Weichselbaum and a multidisciplinary group of basic science and clinical investigators found the combination of ATRA and radiotherapy produced a much greater antitumor response than that seen with radiotherapy or ATRA alone.

With radiation alone, inflammation in some tumors prompts monocytes (a type of white blood cell) to rush to the scene to repair damage. In the tumor microenvironment, however, some of these monocytes are reprogrammed into myeloid-derived suppressor cells (MDSCs), which promote tumor growth and suppress the tumor-killing power of T cells.

“The addition of ATRA instead creates a positive feedback loop,” explained Hua Laura Liang, Ph.D., a Research Assistant Professor at UChicago and co-senior author on the paper. When irradiated, the tumor’s pre-existing T cells start producing interferon gamma (IFN-γ), which is important in activating the immune response. Together, IFN-γ and ATRA convert infiltrating monocytes from harmful MDSCs into helpful inflammatory macrophages that produce high levels of two powerful signaling proteins: inducible NO synthase (iNOS) and tumor necrosis factor alpha (TNF-α). These macrophages and the proteins they produce further inflame the tumor microenvironment, which calls in more T cells, starting the cycle anew.

“We can take cells that promote tumor growth and reprogram them to cells that enhance antitumor immunity,” Weichselbaum said.

Notably, the combination treatment activated not only CD8+ T cells, which kill cancer cells, but CD4+ T cells, “helper” cells that have a key role in antitumor immunity. Both types of T cells produced elevated levels of IFN-γ, which mediates cancer cell killing.

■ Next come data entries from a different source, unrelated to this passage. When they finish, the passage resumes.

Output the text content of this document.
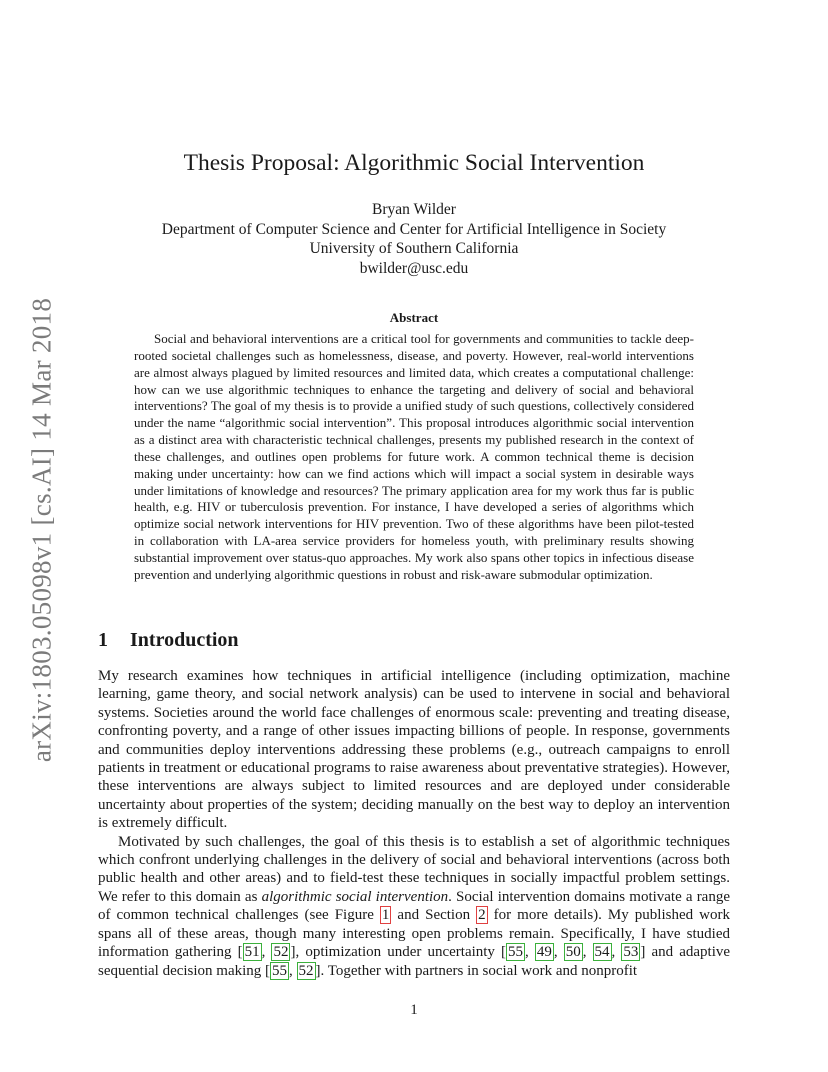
arXiv:1803.05098v1 [cs.AI] 14 Mar 2018
Thesis Proposal: Algorithmic Social Intervention
Bryan Wilder
Department of Computer Science and Center for Artificial Intelligence in Society
University of Southern California
bwilder@usc.edu
Abstract
Social and behavioral interventions are a critical tool for governments and communities to tackle deep-rooted societal challenges such as homelessness, disease, and poverty. However, real-world interventions are almost always plagued by limited resources and limited data, which creates a computational challenge: how can we use algorithmic techniques to enhance the targeting and delivery of social and behavioral interventions? The goal of my thesis is to provide a unified study of such questions, collectively considered under the name “algorithmic social intervention”. This proposal introduces algorithmic social intervention as a distinct area with characteristic technical challenges, presents my published research in the context of these challenges, and outlines open problems for future work. A common technical theme is decision making under uncertainty: how can we find actions which will impact a social system in desirable ways under limitations of knowledge and resources? The primary application area for my work thus far is public health, e.g. HIV or tuberculosis prevention. For instance, I have developed a series of algorithms which optimize social network interventions for HIV prevention. Two of these algorithms have been pilot-tested in collaboration with LA-area service providers for homeless youth, with preliminary results showing substantial improvement over status-quo approaches. My work also spans other topics in infectious disease prevention and underlying algorithmic questions in robust and risk-aware submodular optimization.
1 Introduction

My research examines how techniques in artificial intelligence (including optimization, machine learning, game theory, and social network analysis) can be used to intervene in social and behavioral systems. Societies around the world face challenges of enormous scale: preventing and treating disease, confronting poverty, and a range of other issues impacting billions of people. In response, governments and communities deploy interventions addressing these problems (e.g., outreach campaigns to enroll patients in treatment or educational programs to raise awareness about preventative strategies). However, these interventions are always subject to limited resources and are deployed under considerable uncertainty about properties of the system; deciding manually on the best way to deploy an intervention is extremely difficult.

Motivated by such challenges, the goal of this thesis is to establish a set of algorithmic techniques which confront underlying challenges in the delivery of social and behavioral interventions (across both public health and other areas) and to field-test these techniques in socially impactful problem settings. We refer to this domain as algorithmic social intervention. Social intervention domains motivate a range of common technical challenges (see Figure 1 and Section 2 for more details). My published work spans all of these areas, though many interesting open problems remain. Specifically, I have studied information gathering [ 51 , 52 ], optimization under uncertainty [ 55 , 49 , 50 , 54 , 53 ] and adaptive sequential decision making [ 55 , 52 ]. Together with partners in social work and nonprofit

1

Of significance was the increased number of both CD8+ and CD4+ T cells in not only locally irradiated tumors but in distal untreated tumors as well, a phenomenon known as the abscopal effect.

Furthermore, the team was able to further suppress the growth of distal tumors by adding to the combination treatment a PD-L1 blockade, an immunotherapy drug that allows T cells to recognize and kill tumor cells. “The addition of a PD-L1 blockade produced a much stronger abscopal effect,” Weichselbaum said.